Several historical linguists have offered a detailed discussion of dab-dab and its kin. One of them was the great Norwegian etymologist Alf Torp. He went so far as to reconstruct the ancient Indo-European root, allegedly present, among others, in Greek dáppo “I dig up; tear to pieces, etc.” In principle, there is nothing improbable in his idea, but while dealing with words like pit-a-pat, tittle-tattle, and the ones mentioned above, one wonders whether they indeed developed from some protoroot, as is the case with man, stone, go, read,and so forth. True to his agenda, the Swiss scholar Wilhelm Oehl, whose name often appears in this blog, spoke about the never-stopping “primitive reproduction” of words like bata and puta in African languages, related (in his terminology!) to English beat, English pat, and Latin battuere “to beat.” Some researchers choose not to commit themselves in such matters. For instance, the latest edition of the most authoritative German etymological dictionary states that German tappen “to tap” is a derivative of Tappe “foot; the sound made by the movement of a foot,” while English sources admit that tap “to strike lightly” is either a borrowing of French taper or an independent imitative formation, similar to flap, rap, slap.
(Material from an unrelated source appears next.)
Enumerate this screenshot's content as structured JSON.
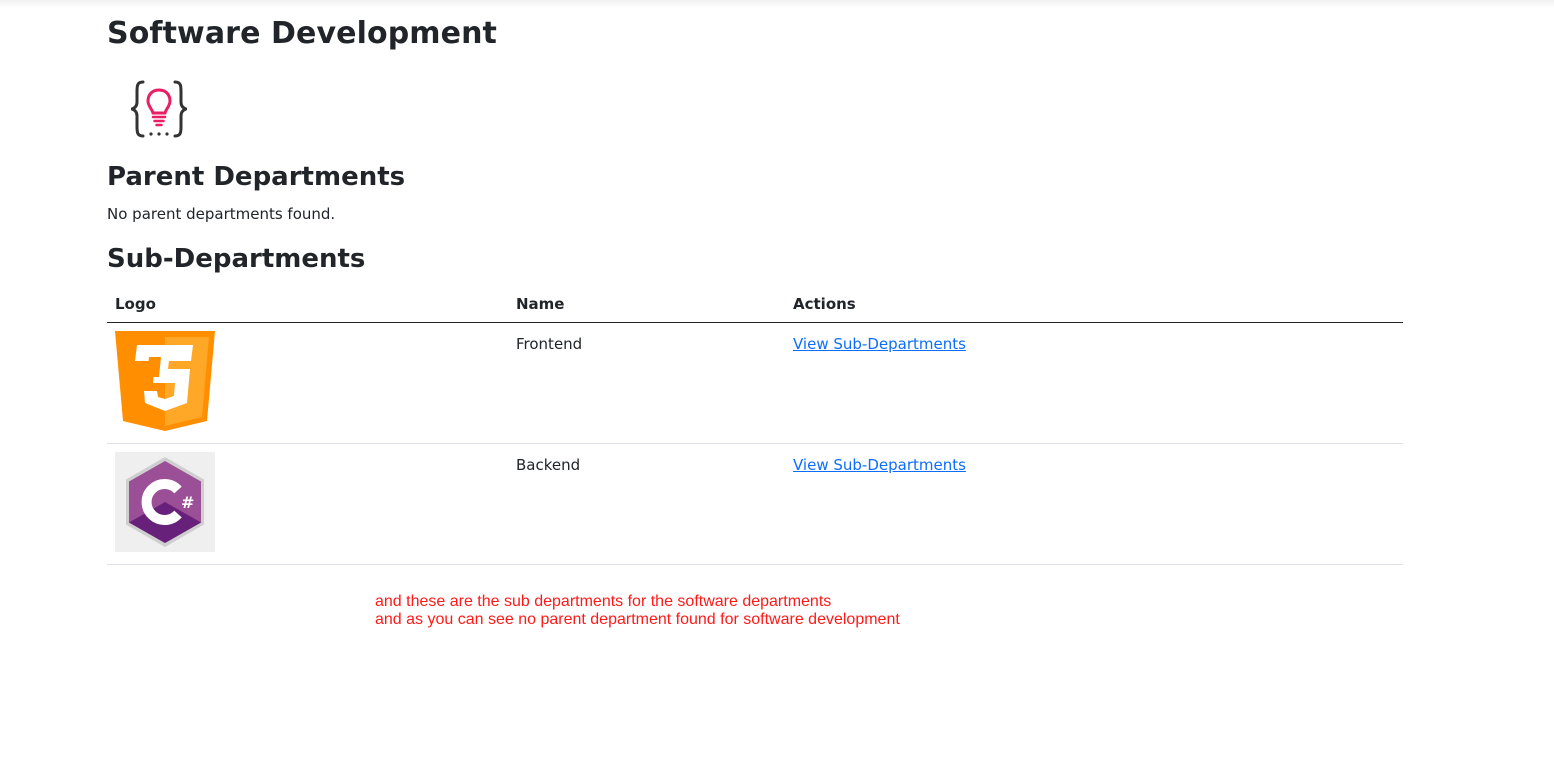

A dab of known origin and certainly not a dabbler.
Image by Bonhams Fine Art Auctioneers & Valuers via Picryl. Public domain.

Most probably, both approaches are correct. Some such sound-imitative words may be really very old, while others like them keep appearing, disappearing, and reemerging again and again. The impulse seems to remain the same through millennia and is pan-human. A word like dab is one of such creations. One, naturally, feels lost when homonyms turn up. As mentioned above, English dab is also the name of a small fish. Are the two words connected? Perhaps: a small fish may really go dab-dab. But since pitter alternates with patter in pitterpatter, why should dub not alternate with dib? And indeed, the verb dib exists. It means “to dip”! And dibble “an instrument for making holes in the ground” exists too. Much better-known is the verb dabble, a rather obvious frequentative form meaning “to dab many times,” though we usually remember only its derogatory sense “to work superficially in some area.” (Frequentative verbs were also mentioned last week.) Dabblers are not respected. But what about dabs? Dab “expert,” synonymous with dabster, is an eighteenth-century noun. A suspicious variant of adept? Or a “word of unknown origin”? And so it goes.

The message of this post, as indicated above, is clear: outwardly simple, inconspicuous monosyllabic words don’t bother speakers but often pose almost insoluble problems to an etymologist.

The story of the idiom persona (non)grata

Persona non grata.
Image by charamelody via Flickr, CC2.0.

Everybody realizes that this idiom is Latin, but not long ago, at the request of the OED, Professor John Considine investigated its origin. The results of his findings are now part of the database of the OED. However, he also published a detailed article on the subject in the periodical Neophilologus 91, 2007, 525-537. Below, I’ll reproduce part of his summary: “…persona grata originates in the language of the late medieval ecclesiastical diplomacy. After sporadic use from the 15th century to the end of the 18th, it and similar forms of words became very important in negotiations between the Protestant monarchies of Germany and the Holy See in and around 1820. Persona grata was then transferred to the language of international diplomacy, where it has flourished since the 1850s; the negative persona non grata, which is now more common than the positive phrase, appears to have developed in English-language contexts in the nineteenth century.”